Novel Baru tentang Perburuan Kader PDIP yang Terlibat Suap

Harun Masiku

Catatan M Rizal Fadillah*

SALAM-ONLINE: Ada cerita novel baru tentang perburuan kader PDIP yang terlibat suap Harun Masiku. Ketika suara koor elemen penegak hukum bahwa Masiku sedang di luar negeri, fakta terberitakan justru ia berada di tanah air.

Selorohnya adalah Masiku di pelupuk mata tidak terlihat. Rupanya ada upaya melindungi dirinya yang dapat berefek domino pada Sekjen PDIP Hasto Kristiyanto.

Berita terakhir dari Ketua KPK Firli Bahuri progres perburuan Masiku adalah kerja sama dengan imigrasi, penerbitan perintah penangkapan, serta minta bantuan Polri. Memang progres yang belum menggembirakan. Hasto yang ada di sini pun tak bisa “ditangkap”, padahal itu jalan penting menuju Masiku. Jika dibalik. Lalu timbul pertanyaan seriuskah KPK ingin menangkap Masiku?

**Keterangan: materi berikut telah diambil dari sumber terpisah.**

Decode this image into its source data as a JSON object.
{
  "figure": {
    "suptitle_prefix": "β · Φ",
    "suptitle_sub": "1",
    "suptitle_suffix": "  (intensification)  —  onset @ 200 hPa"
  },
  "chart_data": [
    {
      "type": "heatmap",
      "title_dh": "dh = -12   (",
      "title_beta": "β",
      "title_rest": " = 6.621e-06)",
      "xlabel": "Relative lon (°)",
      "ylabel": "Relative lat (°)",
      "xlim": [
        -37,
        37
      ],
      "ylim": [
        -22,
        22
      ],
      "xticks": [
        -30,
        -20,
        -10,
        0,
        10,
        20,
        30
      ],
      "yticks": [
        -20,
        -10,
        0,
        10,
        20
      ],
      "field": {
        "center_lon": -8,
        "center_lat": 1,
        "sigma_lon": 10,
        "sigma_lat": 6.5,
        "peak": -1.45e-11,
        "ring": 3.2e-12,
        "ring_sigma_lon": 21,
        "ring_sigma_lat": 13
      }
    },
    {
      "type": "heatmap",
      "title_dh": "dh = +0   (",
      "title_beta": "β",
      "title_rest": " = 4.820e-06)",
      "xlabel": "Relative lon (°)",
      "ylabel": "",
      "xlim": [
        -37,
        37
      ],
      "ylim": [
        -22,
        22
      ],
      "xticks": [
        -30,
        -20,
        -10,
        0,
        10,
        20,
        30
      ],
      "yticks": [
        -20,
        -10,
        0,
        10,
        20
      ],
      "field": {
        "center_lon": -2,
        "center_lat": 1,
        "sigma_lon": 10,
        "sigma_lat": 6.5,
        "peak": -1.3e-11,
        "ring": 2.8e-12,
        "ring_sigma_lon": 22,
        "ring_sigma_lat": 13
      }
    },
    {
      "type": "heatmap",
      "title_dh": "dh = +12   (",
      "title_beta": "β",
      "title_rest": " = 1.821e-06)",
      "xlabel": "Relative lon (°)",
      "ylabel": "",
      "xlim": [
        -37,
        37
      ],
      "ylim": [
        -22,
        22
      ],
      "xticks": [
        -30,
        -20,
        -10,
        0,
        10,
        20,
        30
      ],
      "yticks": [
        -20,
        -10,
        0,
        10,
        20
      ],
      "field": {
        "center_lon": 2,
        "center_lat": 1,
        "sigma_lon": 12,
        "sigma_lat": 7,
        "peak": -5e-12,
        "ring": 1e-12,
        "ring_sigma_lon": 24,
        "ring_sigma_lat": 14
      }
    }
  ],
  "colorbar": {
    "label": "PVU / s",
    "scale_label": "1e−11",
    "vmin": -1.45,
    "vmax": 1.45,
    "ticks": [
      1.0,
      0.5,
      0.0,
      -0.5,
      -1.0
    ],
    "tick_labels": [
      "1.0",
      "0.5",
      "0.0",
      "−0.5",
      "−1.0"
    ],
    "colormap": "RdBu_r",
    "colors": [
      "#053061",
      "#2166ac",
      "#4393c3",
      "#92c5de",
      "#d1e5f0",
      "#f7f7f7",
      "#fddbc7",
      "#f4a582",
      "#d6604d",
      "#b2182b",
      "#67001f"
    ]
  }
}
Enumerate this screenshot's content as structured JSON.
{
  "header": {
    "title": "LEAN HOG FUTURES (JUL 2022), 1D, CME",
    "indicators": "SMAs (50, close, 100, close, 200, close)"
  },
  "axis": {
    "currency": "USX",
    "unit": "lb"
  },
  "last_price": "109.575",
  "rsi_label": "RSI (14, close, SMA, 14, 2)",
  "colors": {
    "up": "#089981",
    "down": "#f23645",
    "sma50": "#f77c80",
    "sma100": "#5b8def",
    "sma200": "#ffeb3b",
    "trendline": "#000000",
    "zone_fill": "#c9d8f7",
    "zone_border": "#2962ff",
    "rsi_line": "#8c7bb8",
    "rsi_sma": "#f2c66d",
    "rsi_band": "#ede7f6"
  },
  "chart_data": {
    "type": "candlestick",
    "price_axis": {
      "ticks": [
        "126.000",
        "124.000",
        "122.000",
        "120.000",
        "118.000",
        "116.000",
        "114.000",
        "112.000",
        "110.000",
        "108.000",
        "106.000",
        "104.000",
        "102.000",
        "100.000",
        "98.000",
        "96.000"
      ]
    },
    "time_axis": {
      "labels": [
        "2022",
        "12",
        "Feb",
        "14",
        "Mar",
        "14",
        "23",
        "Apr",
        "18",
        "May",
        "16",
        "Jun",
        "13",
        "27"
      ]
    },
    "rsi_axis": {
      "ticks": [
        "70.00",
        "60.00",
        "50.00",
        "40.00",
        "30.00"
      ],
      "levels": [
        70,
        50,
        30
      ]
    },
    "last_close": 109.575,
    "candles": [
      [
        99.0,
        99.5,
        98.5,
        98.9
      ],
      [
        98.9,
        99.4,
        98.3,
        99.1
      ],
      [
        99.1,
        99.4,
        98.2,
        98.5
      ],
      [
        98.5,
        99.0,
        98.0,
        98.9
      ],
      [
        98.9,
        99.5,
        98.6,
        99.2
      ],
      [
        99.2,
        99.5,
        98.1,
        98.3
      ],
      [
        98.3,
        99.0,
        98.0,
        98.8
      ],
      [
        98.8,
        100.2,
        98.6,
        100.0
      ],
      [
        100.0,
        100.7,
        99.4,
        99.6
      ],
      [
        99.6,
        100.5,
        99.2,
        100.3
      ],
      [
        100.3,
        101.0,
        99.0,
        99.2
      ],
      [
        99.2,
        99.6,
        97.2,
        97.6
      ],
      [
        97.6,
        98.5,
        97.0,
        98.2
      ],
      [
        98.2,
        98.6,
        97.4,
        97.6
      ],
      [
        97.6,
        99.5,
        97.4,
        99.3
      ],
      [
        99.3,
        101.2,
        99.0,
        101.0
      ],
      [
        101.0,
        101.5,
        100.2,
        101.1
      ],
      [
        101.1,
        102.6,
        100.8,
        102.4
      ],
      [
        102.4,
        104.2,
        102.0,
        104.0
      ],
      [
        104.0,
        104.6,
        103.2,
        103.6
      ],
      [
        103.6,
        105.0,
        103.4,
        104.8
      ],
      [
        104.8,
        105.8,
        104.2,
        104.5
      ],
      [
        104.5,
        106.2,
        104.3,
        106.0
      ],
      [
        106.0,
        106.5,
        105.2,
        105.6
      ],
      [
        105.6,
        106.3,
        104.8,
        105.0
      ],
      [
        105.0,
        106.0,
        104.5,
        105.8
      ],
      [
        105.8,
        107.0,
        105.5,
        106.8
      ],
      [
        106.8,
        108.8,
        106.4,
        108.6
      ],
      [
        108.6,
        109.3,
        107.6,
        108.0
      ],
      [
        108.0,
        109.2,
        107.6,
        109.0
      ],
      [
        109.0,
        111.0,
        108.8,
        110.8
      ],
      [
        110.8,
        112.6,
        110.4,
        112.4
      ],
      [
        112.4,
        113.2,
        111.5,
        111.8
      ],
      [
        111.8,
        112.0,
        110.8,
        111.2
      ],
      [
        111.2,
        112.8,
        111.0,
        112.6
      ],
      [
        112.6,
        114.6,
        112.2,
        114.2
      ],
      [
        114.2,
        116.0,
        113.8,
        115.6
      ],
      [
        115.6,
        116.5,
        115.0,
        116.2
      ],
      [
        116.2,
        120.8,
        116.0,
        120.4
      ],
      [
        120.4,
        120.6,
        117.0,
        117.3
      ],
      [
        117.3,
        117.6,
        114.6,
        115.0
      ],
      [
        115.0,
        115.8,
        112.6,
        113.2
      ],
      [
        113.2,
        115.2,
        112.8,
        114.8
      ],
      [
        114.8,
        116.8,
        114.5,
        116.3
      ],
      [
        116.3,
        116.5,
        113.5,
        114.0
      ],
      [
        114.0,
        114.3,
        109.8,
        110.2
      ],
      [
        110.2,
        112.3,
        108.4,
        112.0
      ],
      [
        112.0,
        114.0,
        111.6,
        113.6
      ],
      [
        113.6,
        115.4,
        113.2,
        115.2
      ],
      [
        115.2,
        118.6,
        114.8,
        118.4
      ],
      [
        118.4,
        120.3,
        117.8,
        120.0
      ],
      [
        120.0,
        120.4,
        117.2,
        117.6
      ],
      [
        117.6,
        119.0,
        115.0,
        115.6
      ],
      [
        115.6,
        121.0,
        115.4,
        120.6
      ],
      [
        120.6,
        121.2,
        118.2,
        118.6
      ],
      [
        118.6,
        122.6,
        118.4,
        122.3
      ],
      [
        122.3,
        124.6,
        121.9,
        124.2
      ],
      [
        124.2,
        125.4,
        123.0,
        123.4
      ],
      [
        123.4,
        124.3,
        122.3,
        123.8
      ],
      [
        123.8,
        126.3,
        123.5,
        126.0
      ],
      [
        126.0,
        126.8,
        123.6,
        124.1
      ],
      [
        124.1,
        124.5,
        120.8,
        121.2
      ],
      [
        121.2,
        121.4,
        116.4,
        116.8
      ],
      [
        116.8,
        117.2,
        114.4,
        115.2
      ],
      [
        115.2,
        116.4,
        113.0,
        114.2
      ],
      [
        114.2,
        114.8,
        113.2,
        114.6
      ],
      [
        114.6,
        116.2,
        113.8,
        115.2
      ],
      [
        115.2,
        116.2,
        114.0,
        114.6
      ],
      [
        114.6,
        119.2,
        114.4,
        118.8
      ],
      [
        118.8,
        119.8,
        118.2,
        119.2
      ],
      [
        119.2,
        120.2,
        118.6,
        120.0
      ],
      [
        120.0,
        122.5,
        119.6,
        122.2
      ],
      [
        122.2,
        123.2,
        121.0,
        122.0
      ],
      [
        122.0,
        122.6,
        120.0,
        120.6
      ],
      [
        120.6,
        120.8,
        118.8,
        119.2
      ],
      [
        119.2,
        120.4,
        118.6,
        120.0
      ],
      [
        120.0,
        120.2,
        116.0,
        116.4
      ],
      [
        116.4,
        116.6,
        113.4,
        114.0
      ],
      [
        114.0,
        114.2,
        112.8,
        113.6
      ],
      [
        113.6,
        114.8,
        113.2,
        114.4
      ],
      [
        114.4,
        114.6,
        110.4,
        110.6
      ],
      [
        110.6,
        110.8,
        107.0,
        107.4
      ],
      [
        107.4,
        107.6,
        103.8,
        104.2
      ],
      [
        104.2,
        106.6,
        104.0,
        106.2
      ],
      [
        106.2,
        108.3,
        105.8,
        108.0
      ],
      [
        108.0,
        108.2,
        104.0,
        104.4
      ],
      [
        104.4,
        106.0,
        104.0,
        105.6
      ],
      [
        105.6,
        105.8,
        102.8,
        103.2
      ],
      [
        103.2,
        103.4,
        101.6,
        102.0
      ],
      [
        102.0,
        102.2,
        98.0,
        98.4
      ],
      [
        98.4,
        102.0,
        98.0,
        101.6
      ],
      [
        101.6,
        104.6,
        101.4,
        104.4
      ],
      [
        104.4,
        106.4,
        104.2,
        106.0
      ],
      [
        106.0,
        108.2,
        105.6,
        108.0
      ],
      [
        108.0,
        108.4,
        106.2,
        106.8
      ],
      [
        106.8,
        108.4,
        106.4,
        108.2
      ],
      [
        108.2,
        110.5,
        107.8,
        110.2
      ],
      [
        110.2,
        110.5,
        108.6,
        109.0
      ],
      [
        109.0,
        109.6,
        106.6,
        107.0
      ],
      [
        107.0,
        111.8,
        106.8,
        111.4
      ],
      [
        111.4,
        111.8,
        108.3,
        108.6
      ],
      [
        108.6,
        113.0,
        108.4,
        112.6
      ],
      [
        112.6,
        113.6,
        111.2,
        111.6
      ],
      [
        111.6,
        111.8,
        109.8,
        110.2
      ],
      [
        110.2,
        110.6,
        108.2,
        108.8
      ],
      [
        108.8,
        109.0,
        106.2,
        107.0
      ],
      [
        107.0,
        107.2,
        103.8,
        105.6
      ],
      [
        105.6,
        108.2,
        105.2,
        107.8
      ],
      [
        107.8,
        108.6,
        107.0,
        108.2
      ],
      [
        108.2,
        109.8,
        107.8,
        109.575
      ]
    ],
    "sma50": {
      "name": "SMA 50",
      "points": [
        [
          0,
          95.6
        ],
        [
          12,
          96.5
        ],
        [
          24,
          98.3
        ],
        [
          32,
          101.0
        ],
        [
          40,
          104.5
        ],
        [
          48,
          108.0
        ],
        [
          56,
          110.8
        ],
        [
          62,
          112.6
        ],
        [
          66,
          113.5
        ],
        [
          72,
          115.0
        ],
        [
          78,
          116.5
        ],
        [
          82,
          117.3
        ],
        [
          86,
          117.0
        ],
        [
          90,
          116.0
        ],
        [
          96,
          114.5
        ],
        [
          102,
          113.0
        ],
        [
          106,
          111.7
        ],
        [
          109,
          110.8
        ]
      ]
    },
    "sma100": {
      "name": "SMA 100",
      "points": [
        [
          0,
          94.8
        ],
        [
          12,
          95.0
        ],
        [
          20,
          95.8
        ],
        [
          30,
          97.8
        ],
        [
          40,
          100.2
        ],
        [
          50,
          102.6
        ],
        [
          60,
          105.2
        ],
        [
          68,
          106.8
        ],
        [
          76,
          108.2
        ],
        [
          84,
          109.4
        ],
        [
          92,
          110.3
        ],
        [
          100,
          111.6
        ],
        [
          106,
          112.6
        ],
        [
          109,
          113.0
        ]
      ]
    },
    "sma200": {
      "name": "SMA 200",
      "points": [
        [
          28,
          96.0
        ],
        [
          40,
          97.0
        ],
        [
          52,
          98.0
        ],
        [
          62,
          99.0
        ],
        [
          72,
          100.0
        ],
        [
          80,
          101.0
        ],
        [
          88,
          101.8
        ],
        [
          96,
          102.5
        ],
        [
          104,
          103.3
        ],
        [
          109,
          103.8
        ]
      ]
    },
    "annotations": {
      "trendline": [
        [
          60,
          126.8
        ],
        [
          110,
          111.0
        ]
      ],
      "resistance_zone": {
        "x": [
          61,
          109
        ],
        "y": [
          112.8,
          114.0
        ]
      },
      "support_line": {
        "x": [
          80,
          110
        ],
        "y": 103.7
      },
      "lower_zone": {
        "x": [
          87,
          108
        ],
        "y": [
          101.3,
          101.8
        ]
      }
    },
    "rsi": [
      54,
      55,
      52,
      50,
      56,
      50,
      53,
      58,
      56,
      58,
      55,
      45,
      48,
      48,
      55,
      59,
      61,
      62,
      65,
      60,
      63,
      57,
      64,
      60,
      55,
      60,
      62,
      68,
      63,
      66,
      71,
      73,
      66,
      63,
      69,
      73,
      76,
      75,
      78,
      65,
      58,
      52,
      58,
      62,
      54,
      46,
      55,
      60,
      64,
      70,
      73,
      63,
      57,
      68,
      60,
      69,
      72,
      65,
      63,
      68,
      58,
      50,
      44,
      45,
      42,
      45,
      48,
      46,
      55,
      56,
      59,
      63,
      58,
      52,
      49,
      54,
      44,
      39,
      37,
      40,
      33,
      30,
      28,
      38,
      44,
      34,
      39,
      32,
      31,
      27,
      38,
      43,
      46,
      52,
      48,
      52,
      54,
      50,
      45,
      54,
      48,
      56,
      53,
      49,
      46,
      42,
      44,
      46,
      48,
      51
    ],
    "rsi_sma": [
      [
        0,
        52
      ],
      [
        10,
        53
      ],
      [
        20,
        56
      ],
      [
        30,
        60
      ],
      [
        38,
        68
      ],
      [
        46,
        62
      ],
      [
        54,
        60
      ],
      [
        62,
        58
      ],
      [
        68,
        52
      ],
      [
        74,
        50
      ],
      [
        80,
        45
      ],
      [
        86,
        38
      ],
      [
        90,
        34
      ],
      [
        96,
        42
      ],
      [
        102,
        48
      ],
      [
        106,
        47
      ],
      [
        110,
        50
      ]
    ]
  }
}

PDIP all out melindungi kadernya dan melawan KPK. Tidak tanggung-tanggung, Menteri Hukum dan HAM diterjunkan sebagai tim hukum. Preseden buruk bernegara. Bagai cerita novel fragmen suap Komisioner.

Ada kisah bocor sprinlidik segala yang dikemukakan anggota DPR dari PDIP Masinton Pasaribu. Ia kaget ada orang misterius menyerahkan map padanya. Isinya sprinlidik KPK. he he. Cerita yang berputar-putar.

Baca Juga

Bayangan mengawang pada kisah Novel Baswedan yang juga berputar-putar. Betapa sulitnya menangkap dan memproses hukum penyiram air keras ke wajahnya dua setengah tahun yang lalu. Ternyata sama saja dengan “gajah di pelupuk yang tidak terlihat”. Pelakunya adalah Polisi aktif yang tak jelas kapan akan dibawa ke Pengadilan. Dulu kasus penusukan Wiranto juga terkubur di telan bumi.

Harun Masiku

Beda di antara kedua novel adalah yang satu korban, yang lain pelaku. Novel masih harus bersabar, sementara Masiku melompat-lompat sembunyi di ruang tunggu. Sutradara berpikir keras mengolah cerita ke dalam film. Agar enak ditonton. Siapa tahu berada di puncak box office.

Bapak Kepala Negara, tolong dong dibenahi negara tercinta kita dengan kebijakan yang tegas, jelas dan tuntas. Jangan sampai kita digelari sebagai negara telenovela. Terlalu banyak cerita novel yang bertele-tele. Tidak bermutu dan tidak berefek jera.